The directional MC p-value and LOO result are shown in the `summary` output
above.

- **LOO stability:** The leave-one-out ESS equals the training ESS exactly
  (44.09%), indicating the rule is completely stable  -  no single observation
  materially alters the model.
- **LOO Fisher exact p < .001:** Statistical significance confirmed in
  holdout analysis; the one-sided Fisher test is appropriate for the
  directional hypothesis.
- **MC p-value:** The printed `p(MC)` is a directional Fisher-randomization
  p-value (one-tailed), consistent with the *a priori* hypothesis that Democrats
  vote Pro. The directional p-value is at most half the nondirectional p-value.
  Interpret by decision threshold (e.g., p < 0.05).

## Notes on reproducibility and current scope

**Fixture parity.** The training rule, confusion matrix, and ESS are verified
against MegaODA.exe output in the package test suite
(`tests/testthat/test-fixture-vignettes.R`, Example 1).

**MC p-value calibration.** The MC p shown here reflects `mc_iter = 500L`
for CRAN build speed. MegaODA reports p = 0.000000 (exact zero) at 25000
iterations; with 500 iterations a near-zero p will still be reported
accurately (STOP fires early). Use the canonical run with `mc_iter = 25000L`
(chunk `fit-canonical`, `eval=FALSE`) for publication-quality results.
Training ESS and confusion matrix are unaffected by `mc_iter`.

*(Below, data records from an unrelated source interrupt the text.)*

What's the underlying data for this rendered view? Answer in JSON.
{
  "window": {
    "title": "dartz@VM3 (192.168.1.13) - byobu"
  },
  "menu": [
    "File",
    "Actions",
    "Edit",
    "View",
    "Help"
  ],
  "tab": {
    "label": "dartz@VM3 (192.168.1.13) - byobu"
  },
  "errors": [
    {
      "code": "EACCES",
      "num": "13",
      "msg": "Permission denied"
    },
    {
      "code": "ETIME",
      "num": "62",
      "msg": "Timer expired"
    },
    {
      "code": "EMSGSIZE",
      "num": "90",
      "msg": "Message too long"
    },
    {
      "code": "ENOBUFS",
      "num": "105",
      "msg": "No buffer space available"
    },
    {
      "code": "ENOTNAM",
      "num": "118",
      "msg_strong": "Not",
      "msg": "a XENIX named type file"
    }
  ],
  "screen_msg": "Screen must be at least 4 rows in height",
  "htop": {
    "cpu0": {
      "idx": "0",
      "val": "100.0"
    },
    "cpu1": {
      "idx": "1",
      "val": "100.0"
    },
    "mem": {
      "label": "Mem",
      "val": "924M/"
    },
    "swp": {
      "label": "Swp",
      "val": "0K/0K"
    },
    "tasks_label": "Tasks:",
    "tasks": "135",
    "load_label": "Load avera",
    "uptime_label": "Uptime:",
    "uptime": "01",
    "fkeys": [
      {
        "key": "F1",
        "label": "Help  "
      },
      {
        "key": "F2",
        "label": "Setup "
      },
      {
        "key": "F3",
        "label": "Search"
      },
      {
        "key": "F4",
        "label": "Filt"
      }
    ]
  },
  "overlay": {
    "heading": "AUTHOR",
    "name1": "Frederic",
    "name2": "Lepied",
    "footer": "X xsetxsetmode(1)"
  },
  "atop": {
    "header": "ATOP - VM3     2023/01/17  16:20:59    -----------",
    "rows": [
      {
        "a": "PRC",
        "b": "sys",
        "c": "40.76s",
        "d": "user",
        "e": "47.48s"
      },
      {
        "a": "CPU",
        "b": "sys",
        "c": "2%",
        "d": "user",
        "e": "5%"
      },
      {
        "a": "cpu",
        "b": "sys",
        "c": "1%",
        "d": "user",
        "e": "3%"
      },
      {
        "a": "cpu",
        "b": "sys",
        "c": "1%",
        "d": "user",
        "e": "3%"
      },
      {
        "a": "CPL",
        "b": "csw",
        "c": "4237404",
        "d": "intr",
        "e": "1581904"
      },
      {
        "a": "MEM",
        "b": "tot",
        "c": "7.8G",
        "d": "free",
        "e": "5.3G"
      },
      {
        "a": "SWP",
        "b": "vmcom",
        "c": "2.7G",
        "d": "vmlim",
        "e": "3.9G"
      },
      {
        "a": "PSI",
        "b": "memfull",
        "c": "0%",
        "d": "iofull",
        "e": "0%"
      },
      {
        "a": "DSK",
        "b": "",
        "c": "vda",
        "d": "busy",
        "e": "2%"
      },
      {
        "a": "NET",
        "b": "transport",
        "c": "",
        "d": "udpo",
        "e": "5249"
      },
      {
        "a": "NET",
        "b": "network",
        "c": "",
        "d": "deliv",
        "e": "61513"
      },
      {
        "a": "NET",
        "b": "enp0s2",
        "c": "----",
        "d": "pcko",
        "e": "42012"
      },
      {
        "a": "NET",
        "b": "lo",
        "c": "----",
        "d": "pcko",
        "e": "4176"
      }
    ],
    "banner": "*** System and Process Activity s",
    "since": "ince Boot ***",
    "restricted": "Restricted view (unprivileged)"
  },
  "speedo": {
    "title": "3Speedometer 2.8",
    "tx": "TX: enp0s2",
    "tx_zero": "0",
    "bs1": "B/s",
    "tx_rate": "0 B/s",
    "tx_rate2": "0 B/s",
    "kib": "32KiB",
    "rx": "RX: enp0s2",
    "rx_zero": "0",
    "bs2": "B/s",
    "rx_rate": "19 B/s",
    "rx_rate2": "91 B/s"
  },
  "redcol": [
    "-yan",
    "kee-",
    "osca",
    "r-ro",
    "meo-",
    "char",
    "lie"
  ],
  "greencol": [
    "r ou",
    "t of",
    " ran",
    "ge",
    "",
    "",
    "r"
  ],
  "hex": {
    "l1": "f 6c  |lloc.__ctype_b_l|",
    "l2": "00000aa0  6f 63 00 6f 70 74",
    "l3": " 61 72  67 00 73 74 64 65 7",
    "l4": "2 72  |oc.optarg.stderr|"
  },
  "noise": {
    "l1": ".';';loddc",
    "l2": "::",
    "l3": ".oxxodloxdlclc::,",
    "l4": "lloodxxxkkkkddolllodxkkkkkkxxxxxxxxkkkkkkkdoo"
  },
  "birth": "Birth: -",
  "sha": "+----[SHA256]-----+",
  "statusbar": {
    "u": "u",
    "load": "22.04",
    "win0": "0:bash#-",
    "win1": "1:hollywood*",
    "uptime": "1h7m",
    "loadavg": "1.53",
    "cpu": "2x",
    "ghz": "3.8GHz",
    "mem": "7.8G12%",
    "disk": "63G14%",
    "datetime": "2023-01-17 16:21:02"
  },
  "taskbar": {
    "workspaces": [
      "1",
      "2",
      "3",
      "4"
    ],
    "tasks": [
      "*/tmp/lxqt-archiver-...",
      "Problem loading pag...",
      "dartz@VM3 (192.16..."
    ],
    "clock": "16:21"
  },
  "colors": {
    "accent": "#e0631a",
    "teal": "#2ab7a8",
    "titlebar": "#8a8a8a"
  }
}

**Directional analysis.** This vignette uses `direction = "greater"` (MPE
Chapter 2 binary ordered directional ODA). The directional constraint restricts
the MC permutation and LOO searches to the hypothesized direction only, yielding
a one-tailed p-value consistent with the *a priori* hypothesis. MPE Chapter 4
categorical/table DIRECTIONAL is Phase 6C (not yet implemented).